The woman sought out Tom to tell them the news. "Our God is so mighty to answer our prayers," she sobbed. "He is real and true!"

The Sunday after the tsunami hit, Nathan Nettleton, a pastor in Australia, struggled with the same thoughts the Thai students faced in the refugee camps: What place does the gospel have in light of horrendous tragedy?

"If the Christmas gospel has nothing meaningful to say in Tamil Nadu or the Maldives or Meulaboh," he told his congregation, "then it doesn't really have anything meaningful to say at all. Someone once said that any theology that can't be preached in the presence of parents grieving over their slaughtered children isn't worth preaching anywhere else."

So in the refugee camps, while giving physical aid and a listening ear, students were kneeling down throughout the rows of tents to pray with survivors.

Mike and Judy met a man named ChatChai from a people group called the Morgan Sea Gypsies. He had been the park ranger on an island where 35 villagers were killed, and he was highly respected by the community. The 85 remaining families had been displaced into a relief camp on the mainland, sleeping under plastic covers. ChatChai guided the student group to the people most in need.

Mike and another staff member talked with ChatChai about Jesus, and while they explained the gospel, he prayed and asked Christ into his life. Then he said he knew supplies would come for his people, but what they really needed was Jesus.
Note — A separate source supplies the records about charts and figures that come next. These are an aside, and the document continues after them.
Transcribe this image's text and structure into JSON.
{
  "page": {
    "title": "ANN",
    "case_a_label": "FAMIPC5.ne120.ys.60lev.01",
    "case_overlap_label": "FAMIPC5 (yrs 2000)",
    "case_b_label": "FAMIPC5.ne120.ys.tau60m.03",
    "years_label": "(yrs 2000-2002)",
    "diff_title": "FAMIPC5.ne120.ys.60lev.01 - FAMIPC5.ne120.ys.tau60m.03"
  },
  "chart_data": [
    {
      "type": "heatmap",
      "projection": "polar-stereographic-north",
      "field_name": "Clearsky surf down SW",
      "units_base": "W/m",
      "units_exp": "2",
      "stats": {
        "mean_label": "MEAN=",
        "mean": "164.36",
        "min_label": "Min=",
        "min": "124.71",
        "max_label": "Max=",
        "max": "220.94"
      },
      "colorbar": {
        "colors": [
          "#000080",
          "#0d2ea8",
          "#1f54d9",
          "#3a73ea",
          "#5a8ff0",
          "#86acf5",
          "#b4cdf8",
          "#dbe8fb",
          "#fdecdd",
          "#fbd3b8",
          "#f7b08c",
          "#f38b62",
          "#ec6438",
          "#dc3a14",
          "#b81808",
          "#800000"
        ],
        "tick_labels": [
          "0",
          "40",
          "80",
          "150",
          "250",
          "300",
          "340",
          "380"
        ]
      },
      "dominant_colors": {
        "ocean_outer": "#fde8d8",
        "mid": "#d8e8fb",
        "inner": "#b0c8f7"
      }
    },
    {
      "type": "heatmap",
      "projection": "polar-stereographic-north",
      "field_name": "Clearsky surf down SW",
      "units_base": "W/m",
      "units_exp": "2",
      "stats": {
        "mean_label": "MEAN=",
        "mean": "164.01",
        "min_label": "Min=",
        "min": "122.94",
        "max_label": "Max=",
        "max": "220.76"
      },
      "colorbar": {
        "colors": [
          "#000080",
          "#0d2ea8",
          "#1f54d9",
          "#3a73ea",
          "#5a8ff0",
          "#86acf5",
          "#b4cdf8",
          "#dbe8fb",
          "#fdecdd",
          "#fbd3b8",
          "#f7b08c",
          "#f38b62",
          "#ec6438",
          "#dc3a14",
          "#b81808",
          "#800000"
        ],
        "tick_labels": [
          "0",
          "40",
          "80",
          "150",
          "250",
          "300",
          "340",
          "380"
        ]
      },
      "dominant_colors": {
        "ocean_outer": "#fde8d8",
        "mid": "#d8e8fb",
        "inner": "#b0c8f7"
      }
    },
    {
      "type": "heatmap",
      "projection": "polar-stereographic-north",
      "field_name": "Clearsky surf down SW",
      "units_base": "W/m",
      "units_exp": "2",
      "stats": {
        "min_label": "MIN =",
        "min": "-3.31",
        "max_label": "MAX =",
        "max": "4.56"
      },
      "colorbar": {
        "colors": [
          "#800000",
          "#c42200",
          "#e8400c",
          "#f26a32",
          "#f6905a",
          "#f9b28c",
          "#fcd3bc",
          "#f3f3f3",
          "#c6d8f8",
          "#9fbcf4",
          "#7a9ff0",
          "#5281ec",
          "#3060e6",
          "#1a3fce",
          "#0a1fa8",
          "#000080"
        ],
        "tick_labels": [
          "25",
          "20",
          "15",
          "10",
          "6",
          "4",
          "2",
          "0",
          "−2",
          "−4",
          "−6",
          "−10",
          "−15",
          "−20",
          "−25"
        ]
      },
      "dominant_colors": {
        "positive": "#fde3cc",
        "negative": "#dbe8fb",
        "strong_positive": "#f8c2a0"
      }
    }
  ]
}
He asked them to pray that he would be able to talk about Christ with the rest of the islanders.

"I've never seen a person turn so quickly from accepting Christ to wanting the people he cared for to hear," says Mike. "He was an instant evangelist."

In a country where it is unusual to show emotion, ChatChai cried and hugged Mike as he said goodbye.

As the group prepared to leave, another staff member, Tip-arpha Mingkhwan, was already planning to return two days later.

She brought eight students along for the gruesome task of working in a morgue, each of them experiencing death as they had never seen it before. Tip's job was to photograph the dead bodies for identification, and some of the students helped carry bodies to the morgue, 16 days after the disaster.

"We're compelled by the burden of wanting to help the Thai people," says Tip, "because we are Thai. We want to love our neighbor as we love ourselves."

Nok also returned quickly to the area, and the group is making preparations for long-term relief efforts.

"We want to mobilize 1,000 students," says Nok, "possibly sending them to Indonesia to help, where Thai students have more access than other foreigners."

Thailand lost over 5,300 people, ranking fourth in deaths among countries (behind Indonesia, Sri Lanka and India) affected by the tsunami.

Amidst the horrible surroundings of pain and loss, Nok is still able to see God's guidance. "It's a privilege for us to be here in this time," he says.